The latest to leave Nasdaq for the arms of private investors was online advertising technology provider DoubleClick, which was added to the portfolio of Hellman &Friedman for $1.1 billion.
The move illustrates how technology investors are looking beyond venture capital funding for large returns. Instead, they are targeting established high-tech companies that are arguably undervalued on Wall Street but which can be beefed up for a future sale or a colossal IPO. The forthcoming re-listing of ERP company, SSA, is just one example.
In the case of DoubleClick the purchase seems a safe bet. The company has two sources of revenue: it sells tools to support and track both website advertisements and direct marketing campaigns. That twin focus should allow it to weather fluctuations in marketing spend in either direction.
One company that recently found itself denying it too was considering a private equity buy-out, Sun Microsystems, went on an intellectual property shopping spree over a single week in May. The systems giant picked up the rights to Procom’s network-attached storage (NAS) appliances for $50 million and acquired application access software vendor Tarantella for $25 million.

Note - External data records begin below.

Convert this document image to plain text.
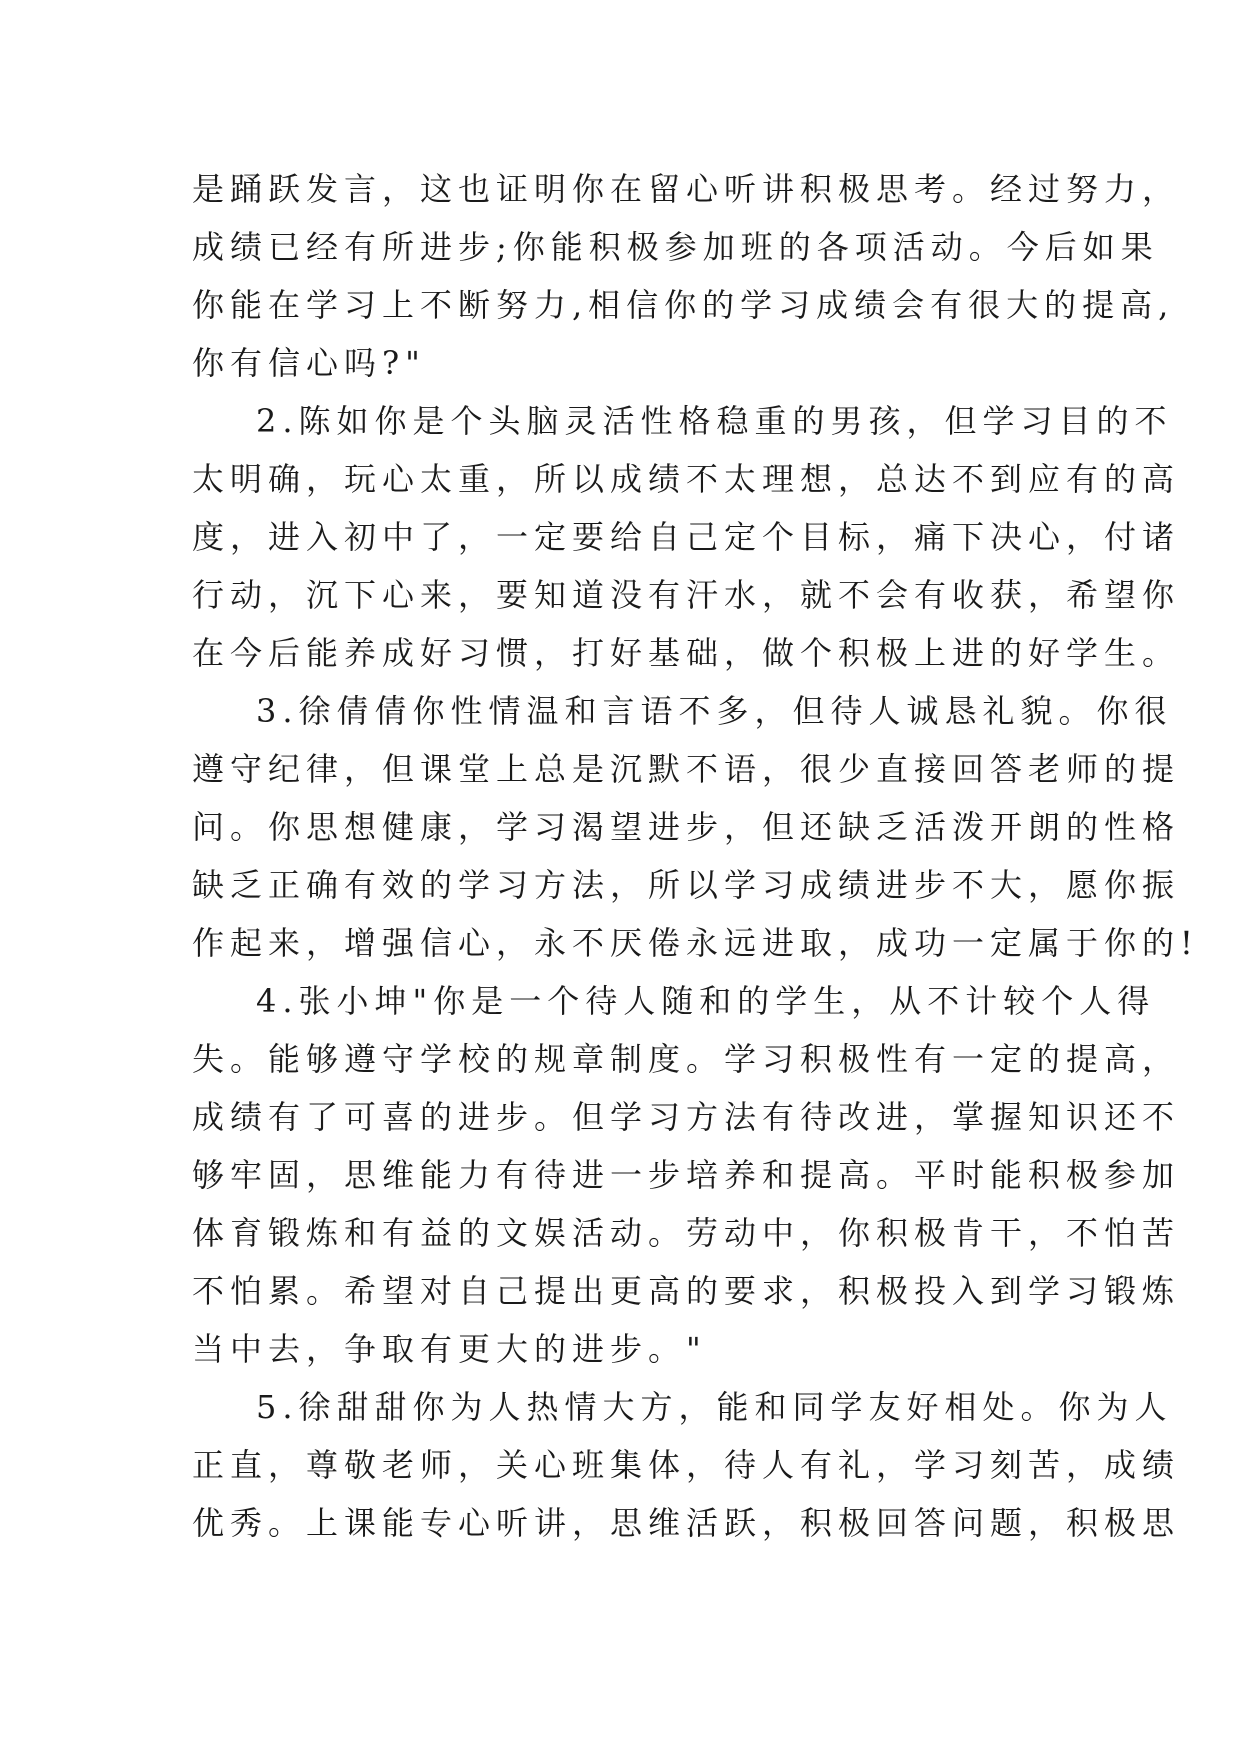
是踊跃发言，这也证明你在留心听讲积极思考。经过努力，
成绩已经有所进步;你能积极参加班的各项活动。今后如果
你能在学习上不断努力,相信你的学习成绩会有很大的提高,
你有信心吗?"
2.陈如你是个头脑灵活性格稳重的男孩，但学习目的不
太明确，玩心太重，所以成绩不太理想，总达不到应有的高
度，进入初中了，一定要给自己定个目标，痛下决心，付诸
行动，沉下心来，要知道没有汗水，就不会有收获，希望你
在今后能养成好习惯，打好基础，做个积极上进的好学生。
3.徐倩倩你性情温和言语不多，但待人诚恳礼貌。你很
遵守纪律，但课堂上总是沉默不语，很少直接回答老师的提
问。你思想健康，学习渴望进步，但还缺乏活泼开朗的性格
缺乏正确有效的学习方法，所以学习成绩进步不大，愿你振
作起来，增强信心，永不厌倦永远进取，成功一定属于你的!
4.张小坤"你是一个待人随和的学生，从不计较个人得
失。能够遵守学校的规章制度。学习积极性有一定的提高，
成绩有了可喜的进步。但学习方法有待改进，掌握知识还不
够牢固，思维能力有待进一步培养和提高。平时能积极参加
体育锻炼和有益的文娱活动。劳动中，你积极肯干，不怕苦
不怕累。希望对自己提出更高的要求，积极投入到学习锻炼
当中去，争取有更大的进步。"
5.徐甜甜你为人热情大方，能和同学友好相处。你为人
正直，尊敬老师，关心班集体，待人有礼，学习刻苦，成绩
优秀。上课能专心听讲，思维活跃，积极回答问题，积极思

Procom originally leveraged its strength as a maker of CD servers to build NetForce, a line of NAS filers. But it has struggled against formidable competition from NAS heavyweights EMC and Network Appliance.
Sun’s other buy, Tarantella, with its Citrix-like Secure Global Desktop for providing secure access to server-hosted applications, will sit well within Sun’s thin client division, SunRay.
Meanwhile, IT systems management and services company Compuware augmented its own vision of applications delivery with the acquisition of service delivery measurement appliance builder Adlex for $36 million. Adlex’s ‘passive listening devices’ monitor user sessions and traffic flows so administrators can track how well applications are meeting agreed service levels.